Libya's two state-owned carriers, Afriqiyah Airways and Libyan Airlines, are to be merged and privatised as part of a government initiative to shake up the country's air transport sector, following years of sanctions.

Both airlines, together with business jet operator United Aviation and the handling, maintenance and catering companies, have been grouped under an umbrella organisation, the Libyan African Aviation Holding Company (LAAHC), which was created to oversee a co-ordinated development of Libya's air transport sector.

The handling, maintenance and catering organisations had previously been separated from former Libyan Arab Airlines, with the flying activities refocused under the name of Libyan Airlines.

LAAHC is owned by four government entities: the Libyan National Social Fund (30%), Libyan National Investment Company (30%), Libya-Africa Investment Fund - previously the owner of Afriqiyah Airways - (25%), and the Libyan Foreign Investment Company (15%).

LAAHC and chairman Captain Sabri Saad Abdallah Shadi says: "The ultimate goal is to have the private sector fully control such companies. We are working on this, trying to improve their financial position and getting them to a state where they become attractive targets for private investors. At the moment they are not."

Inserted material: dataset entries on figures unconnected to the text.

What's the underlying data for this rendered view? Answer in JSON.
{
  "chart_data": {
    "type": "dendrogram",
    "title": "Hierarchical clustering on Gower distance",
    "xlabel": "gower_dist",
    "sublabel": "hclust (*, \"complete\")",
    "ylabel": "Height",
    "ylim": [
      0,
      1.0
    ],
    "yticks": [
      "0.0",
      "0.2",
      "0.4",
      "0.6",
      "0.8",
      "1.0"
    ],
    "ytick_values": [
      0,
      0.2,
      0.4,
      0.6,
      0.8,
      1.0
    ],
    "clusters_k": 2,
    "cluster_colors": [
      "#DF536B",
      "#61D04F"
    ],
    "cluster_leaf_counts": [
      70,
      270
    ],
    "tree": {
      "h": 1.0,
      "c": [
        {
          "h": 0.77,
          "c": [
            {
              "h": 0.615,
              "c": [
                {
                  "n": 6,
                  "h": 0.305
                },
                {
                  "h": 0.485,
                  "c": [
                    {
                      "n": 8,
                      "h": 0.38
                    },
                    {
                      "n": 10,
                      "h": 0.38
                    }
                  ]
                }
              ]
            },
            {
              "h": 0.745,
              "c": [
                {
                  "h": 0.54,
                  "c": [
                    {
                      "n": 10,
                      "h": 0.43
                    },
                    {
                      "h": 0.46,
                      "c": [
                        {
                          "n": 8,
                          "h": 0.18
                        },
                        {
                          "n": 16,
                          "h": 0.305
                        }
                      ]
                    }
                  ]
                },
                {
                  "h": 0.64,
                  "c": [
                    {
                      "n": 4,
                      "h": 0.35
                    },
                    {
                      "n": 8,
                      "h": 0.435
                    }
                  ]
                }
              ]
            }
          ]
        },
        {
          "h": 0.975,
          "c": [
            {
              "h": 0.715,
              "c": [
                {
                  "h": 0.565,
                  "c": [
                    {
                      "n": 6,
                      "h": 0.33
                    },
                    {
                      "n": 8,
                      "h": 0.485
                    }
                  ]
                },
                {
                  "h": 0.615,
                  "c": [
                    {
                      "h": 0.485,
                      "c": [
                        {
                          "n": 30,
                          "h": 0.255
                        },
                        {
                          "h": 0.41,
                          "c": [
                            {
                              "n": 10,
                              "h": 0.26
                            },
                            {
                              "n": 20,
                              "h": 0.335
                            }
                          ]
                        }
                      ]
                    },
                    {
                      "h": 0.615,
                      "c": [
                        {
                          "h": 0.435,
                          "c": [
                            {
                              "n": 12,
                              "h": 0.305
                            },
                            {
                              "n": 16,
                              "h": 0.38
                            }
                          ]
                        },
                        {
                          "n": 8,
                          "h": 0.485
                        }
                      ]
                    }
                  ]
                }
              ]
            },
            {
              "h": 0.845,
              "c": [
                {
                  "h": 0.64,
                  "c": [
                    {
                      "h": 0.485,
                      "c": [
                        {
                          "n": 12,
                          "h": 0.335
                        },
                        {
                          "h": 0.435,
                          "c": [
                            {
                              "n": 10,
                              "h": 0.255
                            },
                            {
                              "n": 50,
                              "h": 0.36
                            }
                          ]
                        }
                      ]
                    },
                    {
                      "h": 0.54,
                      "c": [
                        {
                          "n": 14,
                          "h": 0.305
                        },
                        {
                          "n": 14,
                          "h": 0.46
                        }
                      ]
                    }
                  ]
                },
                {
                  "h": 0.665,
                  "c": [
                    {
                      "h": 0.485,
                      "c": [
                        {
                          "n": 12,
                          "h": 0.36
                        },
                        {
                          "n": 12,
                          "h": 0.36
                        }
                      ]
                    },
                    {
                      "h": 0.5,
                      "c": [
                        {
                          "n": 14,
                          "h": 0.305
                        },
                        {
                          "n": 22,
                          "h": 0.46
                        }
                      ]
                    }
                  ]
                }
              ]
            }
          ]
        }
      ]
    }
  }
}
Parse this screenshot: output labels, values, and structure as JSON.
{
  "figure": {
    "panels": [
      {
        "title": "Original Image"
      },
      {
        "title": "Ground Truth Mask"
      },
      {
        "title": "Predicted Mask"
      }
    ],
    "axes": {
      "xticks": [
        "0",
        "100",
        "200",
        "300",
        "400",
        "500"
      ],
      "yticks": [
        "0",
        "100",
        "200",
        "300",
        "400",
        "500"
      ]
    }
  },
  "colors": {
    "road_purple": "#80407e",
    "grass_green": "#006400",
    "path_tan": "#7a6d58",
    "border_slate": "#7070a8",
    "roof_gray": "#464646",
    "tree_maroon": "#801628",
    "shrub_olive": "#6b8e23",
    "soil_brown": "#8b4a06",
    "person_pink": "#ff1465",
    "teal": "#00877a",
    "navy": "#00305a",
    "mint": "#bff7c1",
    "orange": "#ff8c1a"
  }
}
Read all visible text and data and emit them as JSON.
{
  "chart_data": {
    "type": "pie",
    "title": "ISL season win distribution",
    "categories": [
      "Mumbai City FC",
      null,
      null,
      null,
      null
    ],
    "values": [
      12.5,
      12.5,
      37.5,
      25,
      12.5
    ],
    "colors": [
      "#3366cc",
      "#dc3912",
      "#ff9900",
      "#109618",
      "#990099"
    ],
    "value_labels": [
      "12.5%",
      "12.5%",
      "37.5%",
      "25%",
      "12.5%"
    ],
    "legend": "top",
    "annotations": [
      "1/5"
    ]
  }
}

Captain Sabri Saad Abdalla Shadi W200Sabri Shadi says United Aviation, the Libyan Handling and Maintenance Company and the Libyan Catering Company will be the first to be privatised, a process he expects to be completed within two years. "The airlines will be the last to be taken out of government control," he adds. "No one is investing in airlines at the present time, anywhere in the world."

Although privatisation is the ultimate aim, the immediate priority is to concentrate on preparing the two airlines for a merger. "From day one of the operation of Afriqiyah Airways [in 2001], I knew that the time would come when we would have one airline," Sabri Shadi recalls. "I also knew that for the first five or six years we would both have room to grow without much overlap or conflict, and that one day this would have to change.

"That time is now. We need to expand our network, and for Libyan Airlines to do so also it will need to fly where we fly. The codeshare set to be implemented on all flights of the two airlines from 1 June this year is the first step towards a merger."

Sabri Shadi is convinced that such a merger will almost certainly take place in 2009, although he admits that there may be political obstacles to overcome first. Whose name will survive, or whether a new name will be created, remains open for discussion. In all probability, he says, there will be one international flag carrier and one domestic airline.

Although United Nations economic sanctions against Libya for its refusal to hand over two government agents suspected of the 1988 bombing of the Pan Am Boeing 747 over Lockerbie, Scotland, did not come into force until 1991, the national carrier, Libyan Arab Airlines, began to suffer as early as 1980. This was the year when Boeing was refused an export licence for three Boeing 747-200 Combis the airline had ordered for its long-haul network.

From that time on, Libyan Arab Airlines was no longer able to purchase any aircraft with more than a 10% US content. Obtaining spares and other equipment from the West was also becoming more difficult following a general trade embargo imposed by the USA in 1983.

The airline was then prevented from operating external flights, only managing to sustain a skeleton domestic service with just four airworthy aircraft out of a total fleet of more than 30. It was expected that following the lifting of the UN embargo, the USA would follow suit, but this did not happen until four years later.

Still prevented from obtaining new aircraft, Libyan Arab Airlines and newcomer Afriqiyah Airways were, however, able in the interim to slowly re-enter the international arena on the back of lease deals. The real breakthrough was made in 2006 when first Afriqiyah and then the newly restructured Libyan Airlines embarked on a wholesale renewal of their fleets.